Au Bundestag, M. Wüstner a trouvé chez les sociaux-démocrates des alliés de circonstance. « Le fait que [Mme von der Leyen] reproche de façon générale à l’armée d’avoir un problème de comportement me stupéfie. Tous les soldats honnêtes se sentent aujourd’hui offensés par elle », a ainsi déclaré Rainer Arnold, porte-parole du groupe parlementaire social-démocrate (SPD) pour les questions de défense. « Quand Mme von der Leyen dit qu’il y a un problème de commandement, on a envie de dire que le commandement commence tout en haut », sous-entendu au niveau de la ministre elle-même, a, pour sa part, commenté Hans-Peter Bartels (SPD), le commissaire aux forces armées du Bundestag.

Double vie

Au sein du gouvernement, Ursula von der Leyen n’est pas la seule à être fragilisée par l’affaire Franco A. Pour son collègue de l’intérieur, Thomas de Maizière, membre, lui aussi, de la CDU, celle-ci est également embarrassante. La raison ? La double vie que menait Franco A., dont on a appris qu’il s’était fait fallacieusement passer pour un réfugié syrien auprès des autorités allemandes, ce qui lui a permis d’obtenir le droit d’asile et de toucher une indemnité mensuelle de 409 euros depuis 2016…

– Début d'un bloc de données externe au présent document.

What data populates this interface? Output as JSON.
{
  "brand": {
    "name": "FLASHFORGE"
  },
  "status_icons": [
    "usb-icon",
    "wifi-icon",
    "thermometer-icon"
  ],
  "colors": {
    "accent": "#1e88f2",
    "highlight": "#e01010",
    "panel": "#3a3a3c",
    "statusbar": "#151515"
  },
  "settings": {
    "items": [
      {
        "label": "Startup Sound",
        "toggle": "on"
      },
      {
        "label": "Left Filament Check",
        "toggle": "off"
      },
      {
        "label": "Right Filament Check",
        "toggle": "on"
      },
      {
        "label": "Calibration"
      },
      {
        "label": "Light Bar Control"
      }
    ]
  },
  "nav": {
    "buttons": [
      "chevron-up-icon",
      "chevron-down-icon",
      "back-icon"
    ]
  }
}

Comment un citoyen allemand ne parlant pas arabe est-il parvenu à se faire enregistrer comme réfugié syrien ? Soucieux, à l’instar de sa collègue de la défense, de ne pas apparaître comme passif face à l’événement, M. de Maizière a demandé qu’une enquête soit ouverte au sein de l’Office fédéral des migrants et des réfugiés, qui dépend de son ministère. « Toute la lumière sera faite afin de savoir comment une telle affaire a pu se produire et, s’il y en a, corriger les défaillances », a indiqué son porte-parole.

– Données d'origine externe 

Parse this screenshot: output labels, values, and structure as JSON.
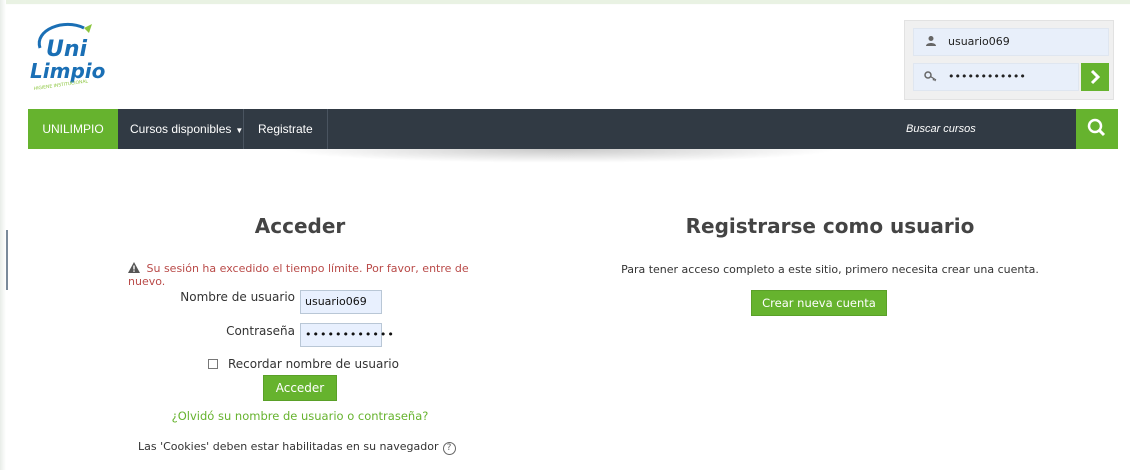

A moins de cinq mois des élections législatives du 24 septembre, une chose est claire en tout cas : à la traîne dans les sondages, les sociaux-démocrates semblent bien décidés à se servir de cette affaire pour mettre en difficulté leurs adversaires conservateurs. « M. de Maizière et Mme von der Leyen n’arrivent pas à tenir leurs administrations. Ces ministres mettent en danger notre sécurité », n’a pas hésité à déclarer Katarina Barley, la secrétaire générale du SPD. Des propos qui, parce qu’ils ciblent deux piliers du parti et du gouvernement d’Angela Merkel, n’ont en réalité qu’un objectif : fragiliser la personne même de la chancelière-candidate.